Excuse me. Secure inter-domain routing. There are two new working group documents and there are nine active documents. If you want to see them get accepted, you need to get involved. When you have this many, they fall off the table. So if there is anything in this list -- there is a second page because there are so many, there's nine. So go in and look at those. If you actually like one of those that you see, get on the list and start talking about it so it doesn't get dropped.
Grow. There is one active document. And there are new working groups created.
There's NETCONF Data Modeling Language, and it's modeling language for use with NETCONF protocol. And then there's Internationalized Domain Names in Applications, the working of your group is to finish revising IDNA work. Source Address Validation Improvements. They verify source addresses of packets on the originating link.
Next one is in Minneapolis, November 16th though the 21st. And there's a WIKI that summarizes recent and upcoming BOF activities, which is on this slide, and then it'll include early topics that might or might not eventually result in a BOF. If you do want it to result in a BOF, again, get involved on the mailing list. And officially approved BoFs, once known, are posted at this link.
I went through these fast; I was asked to make up time. So, hopefully that's okay.
Are there any questions?
MR. CURRAN: Questions on the IETF report? Thank you, Marla.

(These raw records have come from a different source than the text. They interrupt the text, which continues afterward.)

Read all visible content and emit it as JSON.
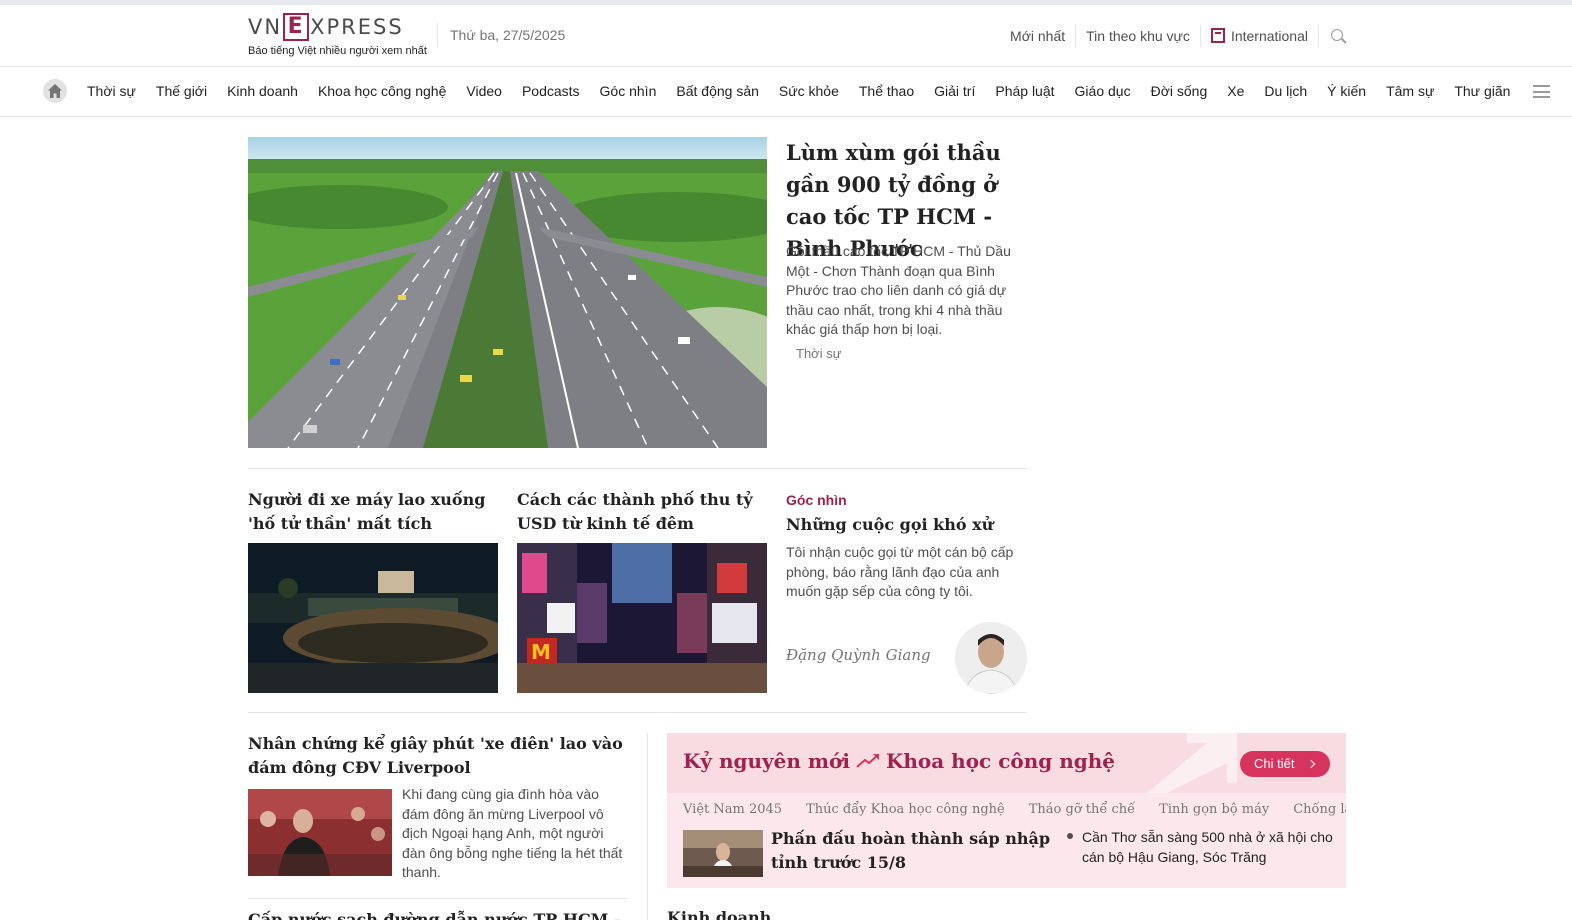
{
  "header": {
    "logo_text_left": "VN",
    "logo_text_e": "E",
    "logo_text_right": "XPRESS",
    "tagline": "Báo tiếng Việt nhiều người xem nhất",
    "date": "Thứ ba, 27/5/2025",
    "links": [
      "Mới nhất",
      "Tin theo khu vực",
      "International"
    ]
  },
  "nav": {
    "items": [
      "Thời sự",
      "Thế giới",
      "Kinh doanh",
      "Khoa học công nghệ",
      "Video",
      "Podcasts",
      "Góc nhìn",
      "Bất động sản",
      "Sức khỏe",
      "Thể thao",
      "Giải trí",
      "Pháp luật",
      "Giáo dục",
      "Đời sống",
      "Xe",
      "Du lịch",
      "Ý kiến",
      "Tâm sự",
      "Thư giãn"
    ]
  },
  "hero": {
    "title": "Lùm xùm gói thầu gần 900 tỷ đồng ở cao tốc TP HCM - Bình Phước",
    "description": "Gói thầu cao tốc TP HCM - Thủ Dầu Một - Chơn Thành đoạn qua Bình Phước trao cho liên danh có giá dự thầu cao nhất, trong khi 4 nhà thầu khác giá thấp hơn bị loại.",
    "category": "Thời sự"
  },
  "row2": {
    "card1_title": "Người đi xe máy lao xuống 'hố tử thần' mất tích",
    "card2_title": "Cách các thành phố thu tỷ USD từ kinh tế đêm",
    "opinion_label": "Góc nhìn",
    "opinion_title": "Những cuộc gọi khó xử",
    "opinion_desc": "Tôi nhận cuộc gọi từ một cán bộ cấp phòng, báo rằng lãnh đạo của anh muốn gặp sếp của công ty tôi.",
    "opinion_author": "Đặng Quỳnh Giang"
  },
  "row3": {
    "story_title": "Nhân chứng kể giây phút 'xe điên' lao vào đám đông CĐV Liverpool",
    "story_desc": "Khi đang cùng gia đình hòa vào đám đông ăn mừng Liverpool vô địch Ngoại hạng Anh, một người đàn ông bỗng nghe tiếng la hét thất thanh.",
    "next_story_partial": "Cấp nước sạch đường dẫn nước TP HCM - L"
  },
  "promo": {
    "title_left": "Kỷ nguyên mới",
    "title_right": "Khoa học công nghệ",
    "button": "Chi tiết",
    "tags": [
      "Việt Nam 2045",
      "Thúc đẩy Khoa học công nghệ",
      "Tháo gỡ thể chế",
      "Tinh gọn bộ máy",
      "Chống lãng phí"
    ],
    "main_story": "Phấn đấu hoàn thành sáp nhập tỉnh trước 15/8",
    "side_story": "Cần Thơ sẵn sàng 500 nhà ở xã hội cho cán bộ Hậu Giang, Sóc Trăng",
    "below_partial": "Kinh doanh"
  },
  "colors": {
    "brand": "#9f224e",
    "promo_bg": "#fce8ec",
    "button": "#d6345e"
  }
}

MS. AZINGER: You're welcome.
MR. PLZAK: Thanks, Marla.
MR. PLZAK: Now we'll move on to Policy Proposal 2008-5. This is a policy entitled "Dedicated IPv4 Block to Facilitate IPv6 Deployment," introduced in June this year, discussed at one policy meeting so far, and that was the one in Nassau. A similar proposal in the APNIC region is in last call. And in the LACNIC region it has been adopted.
What this does is it designates a /10 from ARIN's last /8 to be used to facilitate immediate IPv6 deployment, things such as dual stack servers, NAT-PT, NAT646, and so forth. Prefix size would be a 28 through a 24 allocations and assignments. And you can get one prefix every six months.
Shepherds are Owen and Matt. No liability risk from the Council. Staff's got some comments and issues.
Unclear about the supply timeframe. Is it 30 days? Six months? They must be members in good standing of ARIN. That's not needed. ARIN will continue to issue resources only to organizations that have paid their bills. And will affect DNS operations for independent allocations made that are longer than a /24.
And from a resource impact, it's going to require some software template changes. So, we're saying a moderate implementation time, 120 to 180 days.
Some discussion on the list. I'll let you read the comments. Again, you can go to the archives and read them all.
And I would like to ask Alain to come up and present the proposal.
MR. DURAND: Good morning. My name is Alain Durand. I would like to talk about this Policy Proposal 2008-5.
So the overview is, when ARIN will receive the last /8 allocation from IANA, there were questions about what are we going to do with it? So, this is one attempt at answering this question.
So, the policy says that at that time, a contiguous /10 will be put aside and will be reserved to help facilitate IPv6 deployment. So (off mike) essentially, if you want some addresses from that block, you will have to justify how it's going to help you to deploy IPv6.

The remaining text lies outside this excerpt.